“Punk Gamification” wins best presentation at GamiFIN2019
“Punk Gamification”, part of ReClaim’s effort to create a theoretical framework for urban gamification,was presented Tuesday 9 April at GamiFIN, where it has been voted by the participants Best Presentation of the 2019’s edition of the conference. This is the first award won by ReClaim and an encouraging sign that it is heading in the right direction!
Congratulations are in order also to Xiaozhou Li, Chien Lu, Jaakko Peltonen and Zheying Zhang, winners of Best Paper with “A Statistical Analysis of Steam User Profiles towards Personalized Gamification” and to Anna Borzenkova for Best Poster – both great contributions to the field of gamification.
The paper will soon be openly available on CEUR Proceedings (you will find the link here).

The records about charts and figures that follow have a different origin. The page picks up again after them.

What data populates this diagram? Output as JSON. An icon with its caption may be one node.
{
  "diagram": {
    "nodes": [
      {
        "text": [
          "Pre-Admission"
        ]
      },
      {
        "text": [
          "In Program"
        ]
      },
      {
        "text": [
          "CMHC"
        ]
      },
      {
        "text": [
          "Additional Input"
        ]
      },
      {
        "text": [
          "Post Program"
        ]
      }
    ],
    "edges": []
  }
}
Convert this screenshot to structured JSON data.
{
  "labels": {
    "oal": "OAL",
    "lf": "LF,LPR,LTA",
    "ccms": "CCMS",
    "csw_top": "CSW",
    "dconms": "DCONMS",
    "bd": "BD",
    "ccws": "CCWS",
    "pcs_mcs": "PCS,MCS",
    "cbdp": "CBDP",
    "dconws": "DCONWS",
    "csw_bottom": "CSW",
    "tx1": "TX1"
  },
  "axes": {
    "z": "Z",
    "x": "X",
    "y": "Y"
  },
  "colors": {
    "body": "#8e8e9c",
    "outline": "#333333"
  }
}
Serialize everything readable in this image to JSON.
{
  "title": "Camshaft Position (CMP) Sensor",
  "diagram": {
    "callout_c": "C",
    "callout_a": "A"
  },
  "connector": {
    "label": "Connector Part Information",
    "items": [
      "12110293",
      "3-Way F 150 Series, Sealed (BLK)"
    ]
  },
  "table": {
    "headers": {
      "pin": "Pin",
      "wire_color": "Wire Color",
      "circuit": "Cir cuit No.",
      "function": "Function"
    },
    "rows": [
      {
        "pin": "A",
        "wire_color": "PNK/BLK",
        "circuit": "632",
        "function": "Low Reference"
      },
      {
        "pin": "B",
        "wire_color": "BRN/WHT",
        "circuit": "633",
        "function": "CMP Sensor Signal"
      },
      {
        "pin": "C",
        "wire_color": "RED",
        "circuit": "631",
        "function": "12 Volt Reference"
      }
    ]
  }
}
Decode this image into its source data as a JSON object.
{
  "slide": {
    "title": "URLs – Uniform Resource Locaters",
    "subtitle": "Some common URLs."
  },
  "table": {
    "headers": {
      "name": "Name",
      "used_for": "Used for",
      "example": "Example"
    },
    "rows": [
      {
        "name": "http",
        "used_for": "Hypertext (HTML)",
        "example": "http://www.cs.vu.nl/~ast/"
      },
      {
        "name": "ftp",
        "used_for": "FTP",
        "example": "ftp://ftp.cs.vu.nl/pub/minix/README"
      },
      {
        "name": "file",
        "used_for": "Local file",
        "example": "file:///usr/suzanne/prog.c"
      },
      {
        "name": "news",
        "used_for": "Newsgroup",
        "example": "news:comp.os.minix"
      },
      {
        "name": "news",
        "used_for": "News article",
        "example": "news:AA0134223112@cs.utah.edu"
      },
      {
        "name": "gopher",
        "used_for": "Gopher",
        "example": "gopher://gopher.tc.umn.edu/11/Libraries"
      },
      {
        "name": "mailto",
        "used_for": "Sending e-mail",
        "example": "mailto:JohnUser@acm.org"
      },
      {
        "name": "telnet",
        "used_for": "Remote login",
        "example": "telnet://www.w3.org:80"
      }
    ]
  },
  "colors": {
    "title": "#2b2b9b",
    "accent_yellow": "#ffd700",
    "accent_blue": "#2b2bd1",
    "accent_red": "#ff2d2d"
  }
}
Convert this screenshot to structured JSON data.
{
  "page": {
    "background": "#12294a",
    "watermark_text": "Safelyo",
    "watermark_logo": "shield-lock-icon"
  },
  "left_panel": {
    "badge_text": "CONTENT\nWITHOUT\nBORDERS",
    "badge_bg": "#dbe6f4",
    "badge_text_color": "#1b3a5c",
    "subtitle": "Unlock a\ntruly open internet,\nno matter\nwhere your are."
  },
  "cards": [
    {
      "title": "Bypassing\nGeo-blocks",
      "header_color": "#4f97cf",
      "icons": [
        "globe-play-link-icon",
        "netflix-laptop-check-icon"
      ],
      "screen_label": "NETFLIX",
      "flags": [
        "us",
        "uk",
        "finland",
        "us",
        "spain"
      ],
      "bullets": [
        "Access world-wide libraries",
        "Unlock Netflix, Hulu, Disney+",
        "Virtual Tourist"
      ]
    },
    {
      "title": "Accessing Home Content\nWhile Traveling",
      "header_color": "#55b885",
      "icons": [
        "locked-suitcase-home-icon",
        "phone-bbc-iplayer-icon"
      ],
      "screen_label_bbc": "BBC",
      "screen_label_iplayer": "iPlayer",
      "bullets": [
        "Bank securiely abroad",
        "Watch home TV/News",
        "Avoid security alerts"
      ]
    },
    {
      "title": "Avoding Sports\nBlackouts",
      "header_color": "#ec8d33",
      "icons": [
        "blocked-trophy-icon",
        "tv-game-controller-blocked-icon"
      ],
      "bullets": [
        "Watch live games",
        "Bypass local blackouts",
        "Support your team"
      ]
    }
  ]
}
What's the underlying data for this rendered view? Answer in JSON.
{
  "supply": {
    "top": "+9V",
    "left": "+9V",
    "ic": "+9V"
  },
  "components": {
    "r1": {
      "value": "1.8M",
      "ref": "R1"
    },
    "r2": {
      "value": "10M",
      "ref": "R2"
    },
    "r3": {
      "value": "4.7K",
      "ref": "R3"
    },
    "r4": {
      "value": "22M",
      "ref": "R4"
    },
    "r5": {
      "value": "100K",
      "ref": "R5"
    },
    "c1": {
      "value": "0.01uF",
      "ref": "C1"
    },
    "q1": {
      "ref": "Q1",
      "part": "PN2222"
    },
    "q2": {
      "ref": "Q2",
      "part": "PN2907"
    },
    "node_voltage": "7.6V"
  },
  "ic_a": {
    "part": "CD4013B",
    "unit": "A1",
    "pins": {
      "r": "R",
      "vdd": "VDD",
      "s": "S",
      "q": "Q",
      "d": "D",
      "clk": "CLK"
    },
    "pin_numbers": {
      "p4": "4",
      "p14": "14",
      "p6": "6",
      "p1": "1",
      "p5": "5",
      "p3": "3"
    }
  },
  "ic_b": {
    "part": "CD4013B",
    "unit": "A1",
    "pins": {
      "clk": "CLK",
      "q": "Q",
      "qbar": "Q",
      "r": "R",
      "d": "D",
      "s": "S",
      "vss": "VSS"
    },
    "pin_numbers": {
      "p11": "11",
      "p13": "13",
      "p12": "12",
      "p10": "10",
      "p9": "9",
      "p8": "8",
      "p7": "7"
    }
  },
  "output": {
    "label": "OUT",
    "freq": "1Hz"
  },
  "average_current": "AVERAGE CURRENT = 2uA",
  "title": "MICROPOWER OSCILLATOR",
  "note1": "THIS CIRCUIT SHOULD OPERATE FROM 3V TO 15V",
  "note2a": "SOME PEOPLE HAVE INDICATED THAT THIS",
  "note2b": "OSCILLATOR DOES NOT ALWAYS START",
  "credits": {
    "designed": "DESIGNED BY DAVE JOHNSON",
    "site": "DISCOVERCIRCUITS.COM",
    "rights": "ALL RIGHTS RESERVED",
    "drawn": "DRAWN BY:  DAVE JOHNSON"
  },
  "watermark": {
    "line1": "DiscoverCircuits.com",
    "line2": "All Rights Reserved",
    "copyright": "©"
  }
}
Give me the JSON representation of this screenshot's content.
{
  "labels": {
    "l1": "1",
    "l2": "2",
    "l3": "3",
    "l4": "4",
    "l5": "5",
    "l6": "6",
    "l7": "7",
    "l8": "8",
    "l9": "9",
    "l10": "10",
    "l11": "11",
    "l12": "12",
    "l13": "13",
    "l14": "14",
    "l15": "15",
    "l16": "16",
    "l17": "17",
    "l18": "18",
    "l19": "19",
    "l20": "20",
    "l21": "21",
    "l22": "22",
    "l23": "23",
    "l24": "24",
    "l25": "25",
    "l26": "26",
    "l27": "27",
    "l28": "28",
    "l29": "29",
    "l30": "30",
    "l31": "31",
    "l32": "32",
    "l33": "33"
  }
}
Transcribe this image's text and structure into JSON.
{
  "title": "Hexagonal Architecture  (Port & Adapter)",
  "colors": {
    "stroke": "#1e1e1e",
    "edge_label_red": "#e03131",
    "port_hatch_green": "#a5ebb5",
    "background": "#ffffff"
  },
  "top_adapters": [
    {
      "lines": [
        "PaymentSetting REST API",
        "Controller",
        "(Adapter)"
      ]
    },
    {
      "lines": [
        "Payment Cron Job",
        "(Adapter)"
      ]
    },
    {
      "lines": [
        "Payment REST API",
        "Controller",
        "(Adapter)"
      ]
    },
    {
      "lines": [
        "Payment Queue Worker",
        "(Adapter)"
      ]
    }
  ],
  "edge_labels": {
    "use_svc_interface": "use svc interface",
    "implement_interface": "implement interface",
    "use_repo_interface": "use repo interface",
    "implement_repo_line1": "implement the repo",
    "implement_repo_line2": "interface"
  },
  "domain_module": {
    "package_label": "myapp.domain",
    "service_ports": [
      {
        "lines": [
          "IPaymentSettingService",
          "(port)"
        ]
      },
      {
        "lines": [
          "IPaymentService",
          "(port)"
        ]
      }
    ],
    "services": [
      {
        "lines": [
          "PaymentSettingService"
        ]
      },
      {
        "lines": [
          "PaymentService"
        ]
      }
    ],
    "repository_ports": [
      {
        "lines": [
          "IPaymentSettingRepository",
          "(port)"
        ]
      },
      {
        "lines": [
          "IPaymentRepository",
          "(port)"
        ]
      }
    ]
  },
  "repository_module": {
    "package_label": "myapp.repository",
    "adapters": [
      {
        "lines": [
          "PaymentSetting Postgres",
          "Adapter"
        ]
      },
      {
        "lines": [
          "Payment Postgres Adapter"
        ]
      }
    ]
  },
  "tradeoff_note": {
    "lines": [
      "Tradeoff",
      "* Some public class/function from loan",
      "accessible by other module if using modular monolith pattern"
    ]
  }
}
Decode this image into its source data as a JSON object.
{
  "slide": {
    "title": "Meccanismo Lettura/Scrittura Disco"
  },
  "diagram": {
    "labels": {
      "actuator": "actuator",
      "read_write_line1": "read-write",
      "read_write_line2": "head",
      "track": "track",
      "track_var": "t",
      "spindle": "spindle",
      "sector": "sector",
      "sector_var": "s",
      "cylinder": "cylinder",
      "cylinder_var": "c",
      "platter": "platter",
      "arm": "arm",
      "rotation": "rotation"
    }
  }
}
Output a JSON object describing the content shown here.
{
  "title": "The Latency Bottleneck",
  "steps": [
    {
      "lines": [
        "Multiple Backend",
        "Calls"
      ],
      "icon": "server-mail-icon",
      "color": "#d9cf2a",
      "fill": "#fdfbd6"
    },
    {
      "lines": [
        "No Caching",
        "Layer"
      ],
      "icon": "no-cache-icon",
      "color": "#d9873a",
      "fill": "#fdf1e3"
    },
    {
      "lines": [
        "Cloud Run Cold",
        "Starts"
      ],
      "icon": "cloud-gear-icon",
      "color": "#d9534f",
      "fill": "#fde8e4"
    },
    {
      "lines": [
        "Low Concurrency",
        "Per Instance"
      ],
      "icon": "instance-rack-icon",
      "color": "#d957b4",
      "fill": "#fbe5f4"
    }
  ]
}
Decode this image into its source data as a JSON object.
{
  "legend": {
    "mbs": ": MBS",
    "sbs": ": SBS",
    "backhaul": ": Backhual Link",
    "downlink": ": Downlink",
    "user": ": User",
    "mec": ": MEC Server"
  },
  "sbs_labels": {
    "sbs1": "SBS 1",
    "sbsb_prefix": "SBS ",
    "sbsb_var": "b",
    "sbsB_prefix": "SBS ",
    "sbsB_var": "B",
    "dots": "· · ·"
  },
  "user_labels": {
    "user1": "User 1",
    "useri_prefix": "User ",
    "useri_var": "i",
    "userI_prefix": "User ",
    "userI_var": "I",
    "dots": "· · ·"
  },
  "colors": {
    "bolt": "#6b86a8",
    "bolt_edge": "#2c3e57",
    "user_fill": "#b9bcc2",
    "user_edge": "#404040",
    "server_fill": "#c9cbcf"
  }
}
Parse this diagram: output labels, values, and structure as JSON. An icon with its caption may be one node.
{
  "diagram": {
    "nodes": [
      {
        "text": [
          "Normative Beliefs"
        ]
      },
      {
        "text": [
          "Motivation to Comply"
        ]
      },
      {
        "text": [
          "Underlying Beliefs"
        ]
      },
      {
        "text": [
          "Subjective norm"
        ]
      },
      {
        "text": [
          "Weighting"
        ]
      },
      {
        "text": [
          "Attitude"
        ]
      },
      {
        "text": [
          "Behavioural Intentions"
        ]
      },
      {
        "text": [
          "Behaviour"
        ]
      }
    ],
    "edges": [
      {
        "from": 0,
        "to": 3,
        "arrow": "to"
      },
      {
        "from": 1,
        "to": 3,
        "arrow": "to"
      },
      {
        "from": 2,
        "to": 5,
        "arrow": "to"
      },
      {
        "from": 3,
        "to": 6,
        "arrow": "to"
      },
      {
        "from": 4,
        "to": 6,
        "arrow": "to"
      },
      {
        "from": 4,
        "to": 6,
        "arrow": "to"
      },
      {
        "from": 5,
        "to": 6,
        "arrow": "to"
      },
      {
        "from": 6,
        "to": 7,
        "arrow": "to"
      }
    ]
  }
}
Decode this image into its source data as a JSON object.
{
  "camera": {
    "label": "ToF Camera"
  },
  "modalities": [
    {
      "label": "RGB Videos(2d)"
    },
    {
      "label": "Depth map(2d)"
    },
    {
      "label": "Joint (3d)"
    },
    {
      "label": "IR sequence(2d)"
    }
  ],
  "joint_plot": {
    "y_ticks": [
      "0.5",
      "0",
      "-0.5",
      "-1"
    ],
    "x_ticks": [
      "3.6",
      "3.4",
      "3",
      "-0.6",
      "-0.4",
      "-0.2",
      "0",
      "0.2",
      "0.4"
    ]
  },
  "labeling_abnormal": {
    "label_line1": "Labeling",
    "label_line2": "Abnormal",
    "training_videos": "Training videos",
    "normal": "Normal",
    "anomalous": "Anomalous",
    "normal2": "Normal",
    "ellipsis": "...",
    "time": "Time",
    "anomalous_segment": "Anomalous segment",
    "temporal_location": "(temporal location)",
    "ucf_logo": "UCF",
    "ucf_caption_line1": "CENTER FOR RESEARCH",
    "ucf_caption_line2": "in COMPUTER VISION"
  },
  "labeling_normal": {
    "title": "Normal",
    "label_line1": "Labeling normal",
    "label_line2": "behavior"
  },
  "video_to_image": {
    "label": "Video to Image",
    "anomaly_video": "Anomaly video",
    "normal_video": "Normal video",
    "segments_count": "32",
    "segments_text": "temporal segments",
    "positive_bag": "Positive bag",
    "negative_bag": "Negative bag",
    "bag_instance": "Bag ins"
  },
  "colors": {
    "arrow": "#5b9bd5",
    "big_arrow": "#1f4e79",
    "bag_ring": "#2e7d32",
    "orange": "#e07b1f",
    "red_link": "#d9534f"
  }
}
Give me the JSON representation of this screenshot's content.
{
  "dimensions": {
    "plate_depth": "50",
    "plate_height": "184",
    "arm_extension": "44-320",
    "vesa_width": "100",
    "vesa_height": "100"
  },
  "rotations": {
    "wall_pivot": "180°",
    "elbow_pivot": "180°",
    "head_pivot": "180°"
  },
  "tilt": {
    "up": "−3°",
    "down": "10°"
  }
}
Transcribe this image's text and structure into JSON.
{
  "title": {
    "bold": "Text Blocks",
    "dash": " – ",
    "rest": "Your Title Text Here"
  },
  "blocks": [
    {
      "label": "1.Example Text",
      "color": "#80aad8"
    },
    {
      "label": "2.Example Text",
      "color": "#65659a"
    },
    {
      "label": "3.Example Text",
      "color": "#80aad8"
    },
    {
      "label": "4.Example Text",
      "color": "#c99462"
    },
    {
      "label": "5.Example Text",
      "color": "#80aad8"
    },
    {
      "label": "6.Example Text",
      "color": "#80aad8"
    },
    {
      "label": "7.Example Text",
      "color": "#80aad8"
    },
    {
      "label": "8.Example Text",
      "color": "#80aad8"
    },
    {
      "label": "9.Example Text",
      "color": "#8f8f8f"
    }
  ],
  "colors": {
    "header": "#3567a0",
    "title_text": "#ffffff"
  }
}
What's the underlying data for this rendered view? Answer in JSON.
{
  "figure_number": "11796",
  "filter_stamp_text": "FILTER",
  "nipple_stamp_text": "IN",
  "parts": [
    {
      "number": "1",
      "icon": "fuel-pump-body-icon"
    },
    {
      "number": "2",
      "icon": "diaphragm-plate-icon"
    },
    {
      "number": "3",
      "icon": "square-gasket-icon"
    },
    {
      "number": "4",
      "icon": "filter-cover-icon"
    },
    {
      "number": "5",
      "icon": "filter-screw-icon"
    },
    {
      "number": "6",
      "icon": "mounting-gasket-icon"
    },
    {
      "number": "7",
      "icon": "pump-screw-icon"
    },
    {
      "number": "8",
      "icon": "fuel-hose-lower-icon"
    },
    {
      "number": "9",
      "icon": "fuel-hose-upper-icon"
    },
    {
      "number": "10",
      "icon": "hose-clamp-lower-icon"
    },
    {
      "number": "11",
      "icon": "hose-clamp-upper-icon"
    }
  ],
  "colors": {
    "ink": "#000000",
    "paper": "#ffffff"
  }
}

Punk Gamification is though to be an alternative take on gamification, based on bottom up approaches and critical design.While mainstream gamification, even when done properly, has issues regarding its paternalistic relationship with power and the fact that promotes acritical action (as well as some theoretical issues, such as its problematic definition of game elements), punk gamification proposes a different ideological approach. It is punk because it is opposed to mainstream, it stresses the importance of individual freedom, encompasses diversity, has strong DIY characteristics and has a bottom-up approach. Punk gamification can be defined as engaging non-game/play contexts with a playful attitude and behaviour in a way that is both bottom-up and critical. This entails:
- Stressing the importance of playfulness instead of a rule-centred approach or one designed around “game elements. In this way it is the experience of the participants, and not the constraints and tracking of their actions, that is highlighted;
- Reogranising gamification to be grassroots, avoiding paternalistic top-down power relations;
- Creating gamification efforts that, instead of creating a state of irreflective flow, breaks monotony and challenges the status quo.
A very successful example of punk gamification are Gay Pride Parades whose strong playful and carnivalesque character, invading contexts that used to be thought as “serious” such as political protests, become a disruptive force that challenges moral conventions and societal norms with an enormous impact on society.
In the next step of ReClaim, punk gamification will be integrated with critical urban play in order to create a solid framework to study how play can be used by citizens to efficiently reappropriate public spaces.